#Pertanian#padi

Produksi Padi Lambar Capai 108.721 Ton Pada 2021

( kata)
Produksi Padi Lambar Capai 108.721 Ton Pada 2021
Ilustrasi. Antara Foto


Liwa (Lampost.co) -- Realisasi produksi padi di Lampung Barat mencapai 108.721 ton atau sekitar 85% dari target 128,478 ton pada 2021.

Kabid tanaman pangan Dinas Tanaman Pangan dan Hortikultura Lampung Barat Onni Violetta Saragi mendampingi Kadis Rusdi, mengaku hasil produksi padi 2021 tersebut mengalami penurunan jika dibanding dengan produksi 2020 lalu yang hasilnya mencapai 130.206 ton.

"Penurunan produksi padi tahun 2021 itu adalah akibat adanya alih fungsi lahan pertanian. Salahsatunya dari lahan sawah menjadi lahan tanaman lainya, lahan bangunan dan lainya," kata dia, Kamis, 13 Januari 2022.

Luasan lahan tanam untuk target produksi pada 2021, kata dia, jumlahnya masih sama dengan luasan pada tahun 2020. Sementara tahun 2021 luasan lahan sudah berkurang hingga 751 Ha. Artinya, jika tidak ada pengurangan lahan akibat alih fungsi itu maka produksi padi diyakini bisa mencapai target produksi.

Pada tahun 2020, kata dia, jumlah lahan pertanian di Lampung Barat tercatat masih sebanyak 11.436 hektare namun di tahun 2021 luasanya hanya 10.465 hektare. Selain itu, di Lampung Barat petani juga belum semuanya bisa melaksanakan tanam hingga 3X dalam setahun.

"Di Lambar petaninya rata-rata masih tanam 2x dalam setahun. Ada yang sudah tiga kali tanam tapi tidak banyak, bahkan ada yang masih tanam sekali saja," kata dia.

Petani di Lambar rata-rata 2X tanam dikarenakan sebagian besar masih sambil mengurus kebun. "Petani alasanya selain mengurus sawah juga mengurus kebun kopi atau kebun sayuran," kata dia.

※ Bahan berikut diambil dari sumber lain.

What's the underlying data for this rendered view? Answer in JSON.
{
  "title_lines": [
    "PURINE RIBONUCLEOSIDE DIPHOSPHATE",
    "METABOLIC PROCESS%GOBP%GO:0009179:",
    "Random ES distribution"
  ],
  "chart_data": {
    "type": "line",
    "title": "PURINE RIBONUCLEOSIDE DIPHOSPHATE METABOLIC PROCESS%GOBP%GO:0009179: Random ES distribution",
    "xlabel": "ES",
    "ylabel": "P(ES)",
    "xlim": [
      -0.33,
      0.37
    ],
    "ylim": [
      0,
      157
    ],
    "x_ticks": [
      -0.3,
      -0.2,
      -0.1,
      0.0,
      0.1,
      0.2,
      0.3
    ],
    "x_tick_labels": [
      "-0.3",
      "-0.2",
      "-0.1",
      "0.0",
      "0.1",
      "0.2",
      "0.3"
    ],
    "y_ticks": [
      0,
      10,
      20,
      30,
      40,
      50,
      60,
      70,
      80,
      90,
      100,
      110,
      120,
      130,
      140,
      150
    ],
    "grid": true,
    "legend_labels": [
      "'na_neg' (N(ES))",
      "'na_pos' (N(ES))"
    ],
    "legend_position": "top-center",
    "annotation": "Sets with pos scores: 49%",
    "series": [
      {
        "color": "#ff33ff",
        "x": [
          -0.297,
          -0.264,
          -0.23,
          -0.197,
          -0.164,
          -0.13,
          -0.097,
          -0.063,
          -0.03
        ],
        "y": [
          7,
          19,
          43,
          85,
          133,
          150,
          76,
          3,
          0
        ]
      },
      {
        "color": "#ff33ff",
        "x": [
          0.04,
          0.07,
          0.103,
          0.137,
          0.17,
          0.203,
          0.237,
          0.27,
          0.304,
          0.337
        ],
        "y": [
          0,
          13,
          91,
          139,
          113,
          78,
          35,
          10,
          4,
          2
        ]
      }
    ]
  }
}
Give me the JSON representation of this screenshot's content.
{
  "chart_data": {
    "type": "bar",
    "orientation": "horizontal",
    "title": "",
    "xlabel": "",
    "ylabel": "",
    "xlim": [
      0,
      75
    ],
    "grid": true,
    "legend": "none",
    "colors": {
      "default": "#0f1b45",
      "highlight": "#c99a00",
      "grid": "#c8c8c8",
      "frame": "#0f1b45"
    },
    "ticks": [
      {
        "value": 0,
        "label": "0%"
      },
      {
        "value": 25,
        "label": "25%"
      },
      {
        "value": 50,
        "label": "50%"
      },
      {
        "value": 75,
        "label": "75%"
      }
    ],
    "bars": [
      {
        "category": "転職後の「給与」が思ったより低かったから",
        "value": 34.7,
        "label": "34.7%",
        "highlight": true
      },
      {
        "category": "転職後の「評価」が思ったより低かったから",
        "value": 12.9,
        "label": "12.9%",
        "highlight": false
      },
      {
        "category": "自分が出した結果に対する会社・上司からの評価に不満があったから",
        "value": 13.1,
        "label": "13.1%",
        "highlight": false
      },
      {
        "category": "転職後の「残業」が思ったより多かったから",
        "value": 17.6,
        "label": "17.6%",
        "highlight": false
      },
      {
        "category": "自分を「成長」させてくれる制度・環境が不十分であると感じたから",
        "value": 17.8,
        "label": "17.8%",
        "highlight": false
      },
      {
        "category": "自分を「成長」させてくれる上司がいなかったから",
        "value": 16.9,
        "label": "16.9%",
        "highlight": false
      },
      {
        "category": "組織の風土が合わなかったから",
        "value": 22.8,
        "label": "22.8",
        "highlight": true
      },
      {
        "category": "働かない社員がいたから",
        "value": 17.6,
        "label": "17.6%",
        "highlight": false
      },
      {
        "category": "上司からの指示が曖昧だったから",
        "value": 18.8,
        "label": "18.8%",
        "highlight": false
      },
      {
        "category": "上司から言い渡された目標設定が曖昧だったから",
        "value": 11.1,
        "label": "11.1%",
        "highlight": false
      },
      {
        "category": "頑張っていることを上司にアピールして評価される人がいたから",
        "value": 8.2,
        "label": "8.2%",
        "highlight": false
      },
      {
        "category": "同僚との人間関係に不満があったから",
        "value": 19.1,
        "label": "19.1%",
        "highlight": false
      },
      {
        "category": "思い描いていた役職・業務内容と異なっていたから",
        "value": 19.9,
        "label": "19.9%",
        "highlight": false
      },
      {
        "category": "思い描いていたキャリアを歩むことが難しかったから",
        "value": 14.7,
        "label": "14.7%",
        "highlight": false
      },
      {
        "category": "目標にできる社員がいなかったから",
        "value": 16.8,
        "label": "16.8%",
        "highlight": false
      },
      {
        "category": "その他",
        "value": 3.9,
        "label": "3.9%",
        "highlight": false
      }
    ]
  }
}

Produksi padi sebanyak 108,721 ton itu secara rincinya yakni Kecamatan Balikbukit 6.315 ton, Sukau 14.640 ton, Lombok Seminung 3.084 ton Belalalu 3.876 ton , Sekincau 511 ton.

"Kemudian Suoh 20.402 ton, Batu Brak 2.662 ton, Pagar Dewa 3.772 ton, Batu Ketulis 1.818 ton, Bandar Negeri Suoh 21.146 ton, Sumberjaya 5.851 ton, Way tenong 7.112 ton, Gedungsurian 5.220 ton, Kebuntebu 10.061 ton, dan Air Hitam 2.251 ton," ujarnya.